And so, I think, is his account of what he finds there: Hearing a train whistle in the distance over the prairie.
Harris said he is of Swedish heritage, and he looked up relatives in New London, Iowa, who stayed there when his mother married an Englishman and moved to Great Britain. In speaking with people there, he found "that many sometimes define themselves as Swedish, German, Danish or Norwegian: cracking rude jokes about the others and cooking food associated with these long ago former homelands." Rings true.

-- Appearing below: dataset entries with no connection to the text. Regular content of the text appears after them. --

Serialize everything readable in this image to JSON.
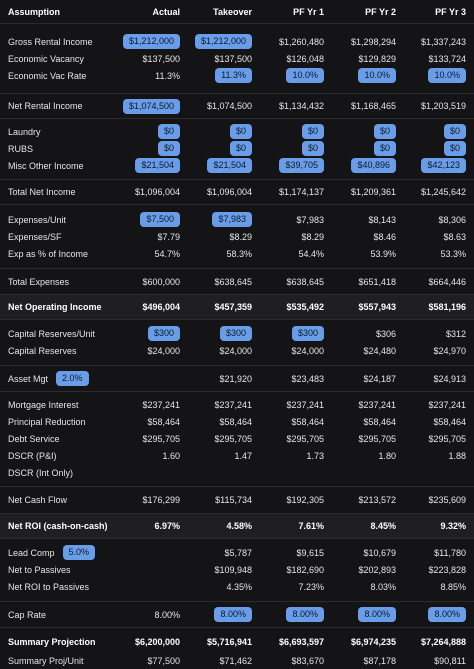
{
  "header": {
    "label": "Assumption",
    "columns": [
      "Actual",
      "Takeover",
      "PF Yr 1",
      "PF Yr 2",
      "PF Yr 3"
    ]
  },
  "rows": {
    "gross_rental_income": {
      "label": "Gross Rental Income",
      "values": [
        "$1,212,000",
        "$1,212,000",
        "$1,260,480",
        "$1,298,294",
        "$1,337,243"
      ]
    },
    "economic_vacancy": {
      "label": "Economic Vacancy",
      "values": [
        "$137,500",
        "$137,500",
        "$126,048",
        "$129,829",
        "$133,724"
      ]
    },
    "economic_vac_rate": {
      "label": "Economic Vac Rate",
      "values": [
        "11.3%",
        "11.3%",
        "10.0%",
        "10.0%",
        "10.0%"
      ]
    },
    "net_rental_income": {
      "label": "Net Rental Income",
      "values": [
        "$1,074,500",
        "$1,074,500",
        "$1,134,432",
        "$1,168,465",
        "$1,203,519"
      ]
    },
    "laundry": {
      "label": "Laundry",
      "values": [
        "$0",
        "$0",
        "$0",
        "$0",
        "$0"
      ]
    },
    "rubs": {
      "label": "RUBS",
      "values": [
        "$0",
        "$0",
        "$0",
        "$0",
        "$0"
      ]
    },
    "misc_other_income": {
      "label": "Misc Other Income",
      "values": [
        "$21,504",
        "$21,504",
        "$39,705",
        "$40,896",
        "$42,123"
      ]
    },
    "total_net_income": {
      "label": "Total Net Income",
      "values": [
        "$1,096,004",
        "$1,096,004",
        "$1,174,137",
        "$1,209,361",
        "$1,245,642"
      ]
    },
    "expenses_unit": {
      "label": "Expenses/Unit",
      "values": [
        "$7,500",
        "$7,983",
        "$7,983",
        "$8,143",
        "$8,306"
      ]
    },
    "expenses_sf": {
      "label": "Expenses/SF",
      "values": [
        "$7.79",
        "$8.29",
        "$8.29",
        "$8.46",
        "$8.63"
      ]
    },
    "exp_pct_income": {
      "label": "Exp as % of Income",
      "values": [
        "54.7%",
        "58.3%",
        "54.4%",
        "53.9%",
        "53.3%"
      ]
    },
    "total_expenses": {
      "label": "Total Expenses",
      "values": [
        "$600,000",
        "$638,645",
        "$638,645",
        "$651,418",
        "$664,446"
      ]
    },
    "noi": {
      "label": "Net Operating Income",
      "values": [
        "$496,004",
        "$457,359",
        "$535,492",
        "$557,943",
        "$581,196"
      ]
    },
    "cap_reserves_unit": {
      "label": "Capital Reserves/Unit",
      "values": [
        "$300",
        "$300",
        "$300",
        "$306",
        "$312"
      ]
    },
    "cap_reserves": {
      "label": "Capital Reserves",
      "values": [
        "$24,000",
        "$24,000",
        "$24,000",
        "$24,480",
        "$24,970"
      ]
    },
    "asset_mgt": {
      "label": "Asset Mgt",
      "pill": "2.0%",
      "values": [
        "",
        "$21,920",
        "$23,483",
        "$24,187",
        "$24,913"
      ]
    },
    "mortgage_interest": {
      "label": "Mortgage Interest",
      "values": [
        "$237,241",
        "$237,241",
        "$237,241",
        "$237,241",
        "$237,241"
      ]
    },
    "principal_reduction": {
      "label": "Principal Reduction",
      "values": [
        "$58,464",
        "$58,464",
        "$58,464",
        "$58,464",
        "$58,464"
      ]
    },
    "debt_service": {
      "label": "Debt Service",
      "values": [
        "$295,705",
        "$295,705",
        "$295,705",
        "$295,705",
        "$295,705"
      ]
    },
    "dscr_pi": {
      "label": "DSCR (P&I)",
      "values": [
        "1.60",
        "1.47",
        "1.73",
        "1.80",
        "1.88"
      ]
    },
    "dscr_int": {
      "label": "DSCR (Int Only)",
      "values": [
        "",
        "",
        "",
        "",
        ""
      ]
    },
    "net_cash_flow": {
      "label": "Net Cash Flow",
      "values": [
        "$176,299",
        "$115,734",
        "$192,305",
        "$213,572",
        "$235,609"
      ]
    },
    "net_roi": {
      "label": "Net ROI (cash-on-cash)",
      "values": [
        "6.97%",
        "4.58%",
        "7.61%",
        "8.45%",
        "9.32%"
      ]
    },
    "lead_comp": {
      "label": "Lead Comp",
      "pill": "5.0%",
      "values": [
        "",
        "$5,787",
        "$9,615",
        "$10,679",
        "$11,780"
      ]
    },
    "net_to_passives": {
      "label": "Net to Passives",
      "values": [
        "",
        "$109,948",
        "$182,690",
        "$202,893",
        "$223,828"
      ]
    },
    "net_roi_passives": {
      "label": "Net ROI to Passives",
      "values": [
        "",
        "4.35%",
        "7.23%",
        "8.03%",
        "8.85%"
      ]
    },
    "cap_rate": {
      "label": "Cap Rate",
      "values": [
        "8.00%",
        "8.00%",
        "8.00%",
        "8.00%",
        "8.00%"
      ]
    },
    "summary_projection": {
      "label": "Summary Projection",
      "values": [
        "$6,200,000",
        "$5,716,941",
        "$6,693,597",
        "$6,974,235",
        "$7,264,888"
      ]
    },
    "summary_proj_unit": {
      "label": "Summary Proj/Unit",
      "values": [
        "$77,500",
        "$71,462",
        "$83,670",
        "$87,178",
        "$90,811"
      ]
    }
  },
  "colors": {
    "background": "#141416",
    "band": "#1f1f22",
    "pill": "#6a9de8",
    "text": "#e6e6e6"
  }
}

So does something else Harris said. Here's his account of visiting his grandparents' farm, which is no longer in the family, with a local museum director:
As we stood outside the farmhouse in which my fondly-remembered grandfather had grown up, we thought of a story he had often told. He was an urbane man, born to a farmer's lifestyle he hated. He used to say he had lain in bed at night as a boy, listening to the sound of a train whistle nearby, and wishing he was on it, heading to a big city, going anywhere but a prairie farmstead. As we stood on the grass outside the farmhouse we felt a disappointment that my grandfather's story now seemed untrue. The nearest train tracks were miles away and the sound surely could not have carried that far. Then, in the silence that only the prairies can bring, we suddenly heard a distant blast from a whistle echo over the fields. He had been telling the truth after all. It was a reminder that just as Americans can find some roots in Europe, Africa and Asia, so an Englishman can find them in America.Harris had some interesting thoughts about what he calls "a quest for defining oneself by another part of the world that a long ago ancestor left behind." But it's that train whistle in the night that spoke to me. How American.